Corn was lower on fund and technical selling, with May near the contract low and December hitting a new one year low. The USDA is currently projecting corn planted area at 97 million acres, potentially the second largest on record, after 2012. That will probably change because of concerns about ethanol demand on the drop in crude oil. The weekly ethanol numbers were very bearish, with average production the lowest in six and a half years at 840,000 barrels, a drop of 165,000 on the week, while stocks were up 1.577 million barrels at a record 25.717 million. Those are both tied to a slowdown in demand because of stay at home and social distancing orders tied to coronavirus. The USDA’s next set of supply and demand estimates is currently scheduled for April 9th. Ethanol futures were sharply lower. The USDA says February’s corn for ethanol use was 433 million bushels, down 8% on the month, but up 8% on the year. DDGS production was 1.82 million tons, 7% less than the previous month, but 7% more than the year before.

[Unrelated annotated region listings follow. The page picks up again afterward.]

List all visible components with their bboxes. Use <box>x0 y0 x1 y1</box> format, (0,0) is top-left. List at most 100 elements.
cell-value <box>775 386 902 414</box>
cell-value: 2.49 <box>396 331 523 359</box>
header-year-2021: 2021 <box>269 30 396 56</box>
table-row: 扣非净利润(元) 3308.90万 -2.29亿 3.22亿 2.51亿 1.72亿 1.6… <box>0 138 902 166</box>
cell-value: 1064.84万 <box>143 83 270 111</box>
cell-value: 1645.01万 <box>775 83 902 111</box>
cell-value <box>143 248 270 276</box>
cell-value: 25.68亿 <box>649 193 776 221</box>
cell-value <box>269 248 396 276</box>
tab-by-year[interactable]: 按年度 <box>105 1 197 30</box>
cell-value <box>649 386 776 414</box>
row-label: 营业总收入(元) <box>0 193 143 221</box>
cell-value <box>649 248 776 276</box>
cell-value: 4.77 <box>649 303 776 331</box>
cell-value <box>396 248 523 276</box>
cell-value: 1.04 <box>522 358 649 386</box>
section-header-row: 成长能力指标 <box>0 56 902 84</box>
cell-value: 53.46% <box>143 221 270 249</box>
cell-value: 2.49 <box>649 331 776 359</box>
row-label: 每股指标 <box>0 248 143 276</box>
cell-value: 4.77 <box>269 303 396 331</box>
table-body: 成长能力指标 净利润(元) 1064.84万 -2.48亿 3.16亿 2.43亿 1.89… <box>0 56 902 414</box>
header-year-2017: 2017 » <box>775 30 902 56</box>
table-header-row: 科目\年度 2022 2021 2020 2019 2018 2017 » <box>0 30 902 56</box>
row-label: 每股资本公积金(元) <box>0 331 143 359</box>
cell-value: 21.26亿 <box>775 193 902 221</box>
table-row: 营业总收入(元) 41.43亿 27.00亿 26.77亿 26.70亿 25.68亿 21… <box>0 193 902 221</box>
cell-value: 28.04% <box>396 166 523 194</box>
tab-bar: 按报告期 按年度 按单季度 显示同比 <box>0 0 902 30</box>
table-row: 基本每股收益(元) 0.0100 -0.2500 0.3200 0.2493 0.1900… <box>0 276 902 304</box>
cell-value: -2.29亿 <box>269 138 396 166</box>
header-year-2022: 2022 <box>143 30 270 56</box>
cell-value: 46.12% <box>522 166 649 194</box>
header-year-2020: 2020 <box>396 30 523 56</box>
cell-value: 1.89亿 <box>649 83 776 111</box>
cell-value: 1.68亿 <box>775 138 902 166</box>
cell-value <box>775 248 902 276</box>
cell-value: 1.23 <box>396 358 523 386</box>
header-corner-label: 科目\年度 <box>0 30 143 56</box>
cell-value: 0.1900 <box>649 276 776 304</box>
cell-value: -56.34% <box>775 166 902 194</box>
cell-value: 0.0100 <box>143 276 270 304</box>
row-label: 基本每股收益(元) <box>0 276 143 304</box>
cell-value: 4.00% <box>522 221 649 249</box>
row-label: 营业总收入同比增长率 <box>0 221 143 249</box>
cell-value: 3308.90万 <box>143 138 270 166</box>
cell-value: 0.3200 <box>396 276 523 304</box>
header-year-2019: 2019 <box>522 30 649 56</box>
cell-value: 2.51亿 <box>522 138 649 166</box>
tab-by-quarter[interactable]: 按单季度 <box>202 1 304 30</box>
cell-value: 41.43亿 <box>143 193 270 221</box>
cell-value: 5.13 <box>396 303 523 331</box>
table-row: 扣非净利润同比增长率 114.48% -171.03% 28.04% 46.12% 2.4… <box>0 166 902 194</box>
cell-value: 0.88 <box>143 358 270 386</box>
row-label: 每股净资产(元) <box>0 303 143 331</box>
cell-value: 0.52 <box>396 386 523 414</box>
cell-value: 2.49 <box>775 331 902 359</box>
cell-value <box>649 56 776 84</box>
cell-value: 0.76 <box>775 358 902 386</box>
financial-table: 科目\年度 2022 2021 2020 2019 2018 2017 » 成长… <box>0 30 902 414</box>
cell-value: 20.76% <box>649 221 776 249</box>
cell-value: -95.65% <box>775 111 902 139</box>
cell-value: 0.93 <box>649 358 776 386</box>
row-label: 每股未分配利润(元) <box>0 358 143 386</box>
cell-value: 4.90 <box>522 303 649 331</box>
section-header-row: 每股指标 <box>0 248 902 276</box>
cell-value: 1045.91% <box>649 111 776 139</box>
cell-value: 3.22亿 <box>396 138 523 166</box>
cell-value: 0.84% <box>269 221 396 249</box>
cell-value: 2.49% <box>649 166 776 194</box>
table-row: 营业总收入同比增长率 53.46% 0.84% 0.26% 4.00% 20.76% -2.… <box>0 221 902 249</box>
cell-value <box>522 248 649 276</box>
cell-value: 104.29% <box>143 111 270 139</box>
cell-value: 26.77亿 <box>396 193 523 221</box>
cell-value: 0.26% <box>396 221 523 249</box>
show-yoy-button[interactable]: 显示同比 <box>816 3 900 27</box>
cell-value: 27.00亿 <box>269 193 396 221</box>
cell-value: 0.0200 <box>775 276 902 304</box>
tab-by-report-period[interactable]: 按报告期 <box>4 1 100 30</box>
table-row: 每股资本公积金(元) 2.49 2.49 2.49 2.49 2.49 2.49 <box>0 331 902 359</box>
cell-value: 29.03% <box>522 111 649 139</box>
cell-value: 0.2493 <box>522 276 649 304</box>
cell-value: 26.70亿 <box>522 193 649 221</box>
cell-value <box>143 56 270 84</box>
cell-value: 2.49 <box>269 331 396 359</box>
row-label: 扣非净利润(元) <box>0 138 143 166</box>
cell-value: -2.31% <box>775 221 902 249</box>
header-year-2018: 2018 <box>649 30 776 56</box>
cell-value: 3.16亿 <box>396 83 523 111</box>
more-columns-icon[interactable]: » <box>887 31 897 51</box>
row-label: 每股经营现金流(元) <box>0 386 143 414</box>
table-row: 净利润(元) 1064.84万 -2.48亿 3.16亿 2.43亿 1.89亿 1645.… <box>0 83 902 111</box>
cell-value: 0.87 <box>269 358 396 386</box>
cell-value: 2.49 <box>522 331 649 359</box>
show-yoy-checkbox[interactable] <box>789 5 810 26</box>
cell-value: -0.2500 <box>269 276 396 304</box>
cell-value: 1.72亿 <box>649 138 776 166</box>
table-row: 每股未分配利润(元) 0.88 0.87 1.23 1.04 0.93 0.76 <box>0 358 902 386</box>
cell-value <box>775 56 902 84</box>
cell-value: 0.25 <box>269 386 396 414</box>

The wheat complex was sharply lower on fund and technical selling. Contracts were down on the general bearishness and the bearish global fundamentals, but the USDA expects record low planted area this year and domestic demand is solid. Paris milling wheat was lower heading into the U.S. session. The trade is also watching winter wheat conditions as the crop emerges from dormancy and weather in the northern U.S. Plains ahead of widespread spring wheat planting. The USDA’s weekly crop progress and condition reports resume Monday, April 6th. Russia is still reportedly considering a cap on grain exports proposed by the Ag Ministry. DTN says Algeria bought 250,000 tons of milling wheat and Tunisia purchased 75,000 tons of milling wheat, both from an unknown origin. The USDA’s weekly export sales numbers are out Thursday morning.